Família Nahas em Palhoça
Com a viuvez, a esposa Carmen Hoffmann Nahas, retorna nos anos 30 para Palhoça com os seis filhos ainda pequenos. Na terra natal exerce a função de professora e bibliotecária do Grupo Escolar Venceslau Bueno. Determinada, concretizou o sonho de criar todos os descendentes formando a tradicional família Nahas de Palhoça. Carmen faleceu em Florianópolis, vítima de trombose cerebral, aos 75 anos de idade em 1º/11/1976. Está sepultada em Palhoça, no cemitério Senhor Bom Jesus de Nazaré, junto com esposo Nicolau.
Filhos de Nicolau Nagib Nahas e Carmen Hoffmann Nahas:
Edson Ruy Nahas (19/10/1924-14/03/1996)
Jamille Maria Nahas Soares(19/12/1925)
Talitha Coeli Nahas (28/01/1927)
Gilberto Pedro Hoffmann Nahas (19/06/1928-06/07/2010)

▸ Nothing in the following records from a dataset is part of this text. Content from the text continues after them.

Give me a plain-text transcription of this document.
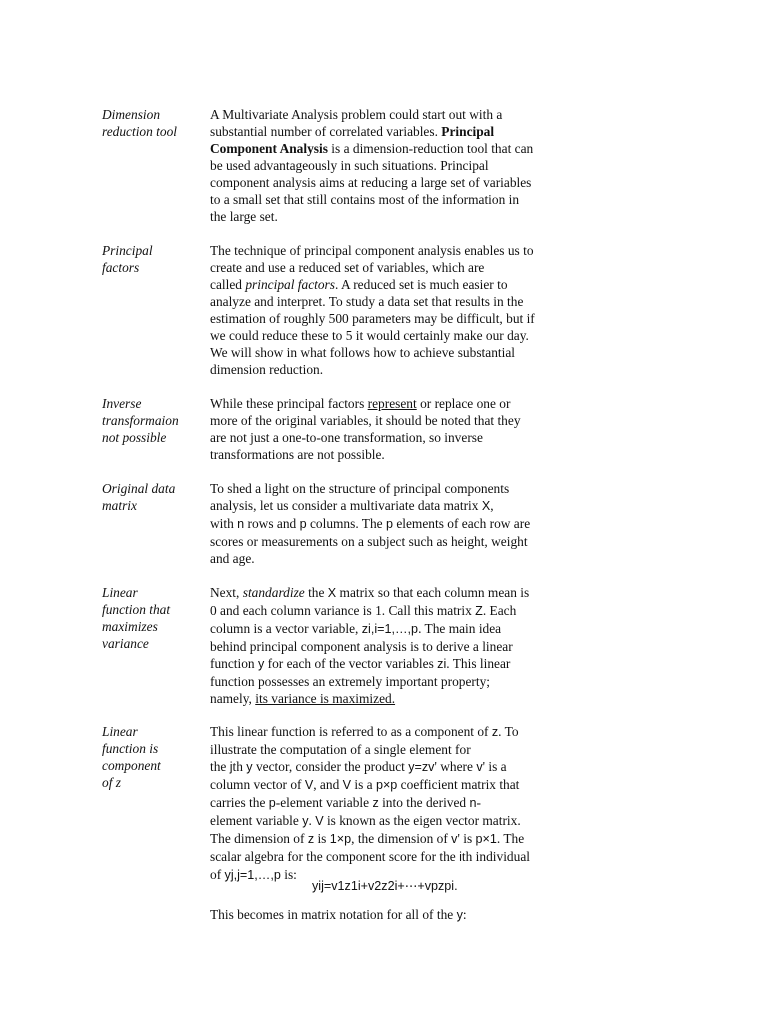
Dimension
reduction tool
A Multivariate Analysis problem could start out with a
substantial number of correlated variables. Principal
Component Analysis is a dimension-reduction tool that can
be used advantageously in such situations. Principal
component analysis aims at reducing a large set of variables
to a small set that still contains most of the information in
the large set.
Principal
factors
The technique of principal component analysis enables us to
create and use a reduced set of variables, which are
called principal factors. A reduced set is much easier to
analyze and interpret. To study a data set that results in the
estimation of roughly 500 parameters may be difficult, but if
we could reduce these to 5 it would certainly make our day.
We will show in what follows how to achieve substantial
dimension reduction.
Inverse
transformaion
not possible
While these principal factors represent or replace one or
more of the original variables, it should be noted that they
are not just a one-to-one transformation, so inverse
transformations are not possible.
Original data
matrix
To shed a light on the structure of principal components
analysis, let us consider a multivariate data matrix X,
with n rows and p columns. The p elements of each row are
scores or measurements on a subject such as height, weight
and age.
Linear
function that
maximizes
variance
Next, standardize the X matrix so that each column mean is
0 and each column variance is 1. Call this matrix Z. Each
column is a vector variable, zi,i=1,…,p. The main idea
behind principal component analysis is to derive a linear
function y for each of the vector variables zi. This linear
function possesses an extremely important property;
namely, its variance is maximized.
Linear
function is
component
of z
This linear function is referred to as a component of z. To
illustrate the computation of a single element for
the jth y vector, consider the product y=zv' where v' is a
column vector of V, and V is a p×p coefficient matrix that
carries the p-element variable z into the derived n-
element variable y. V is known as the eigen vector matrix.
The dimension of z is 1×p, the dimension of v' is p×1. The
scalar algebra for the component score for the ith individual
of yj,j=1,…,p is:
yij=v1z1i+v2z2i+⋯+vpzpi.
This becomes in matrix notation for all of the y:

Carmen Sulamita Nahas Baasch (19/03/1930-15/06/1995)
Juarez Artur Hoffmann Nahas (18/12/1931)
Hermes D'Alincourt Nahas (1933- aprox.1934)
Família Nahas em Palhoça
Da esquerda para direita, atrás: Juarez, Gilberto, Carmen (Carmita), Jamille e Talitha;
Sentados: Edson e Carmen (mãe)
Edson Ruy Nahas, (im memorian) nasceu em 1924, casado com Zurilda Baasch Nahas (25/03/1926-22/08/2018) teve cinco filhos (Valeska, Markus Vinicius, Valkiria, Vanessa (falecida) e um filho nati-morto. Combatente na Segunda Guerra Mundial o escritor e poeta Edson Nahas morava na Rua Caetano Silveira de Matos, centro de Palhoça. Um cidadão de inestimável valor político, desportivo e cultural, participou ativamente da vida comunitária do município, fundou e presidiu o MDB de Palhoça. Deixou para a imortalidade três livros de poesias: Versos Ao Vento (1993), Filosofia De Botequim (1994) e Colcha de Retalhos (1996), também teve alguns poemas publicados na coletânia “Vozes Catarinenses”. Faleceu em 1996, vítma de câncer, foi sepultado em Palhoça. Fonte: Arthur Nahas Neves.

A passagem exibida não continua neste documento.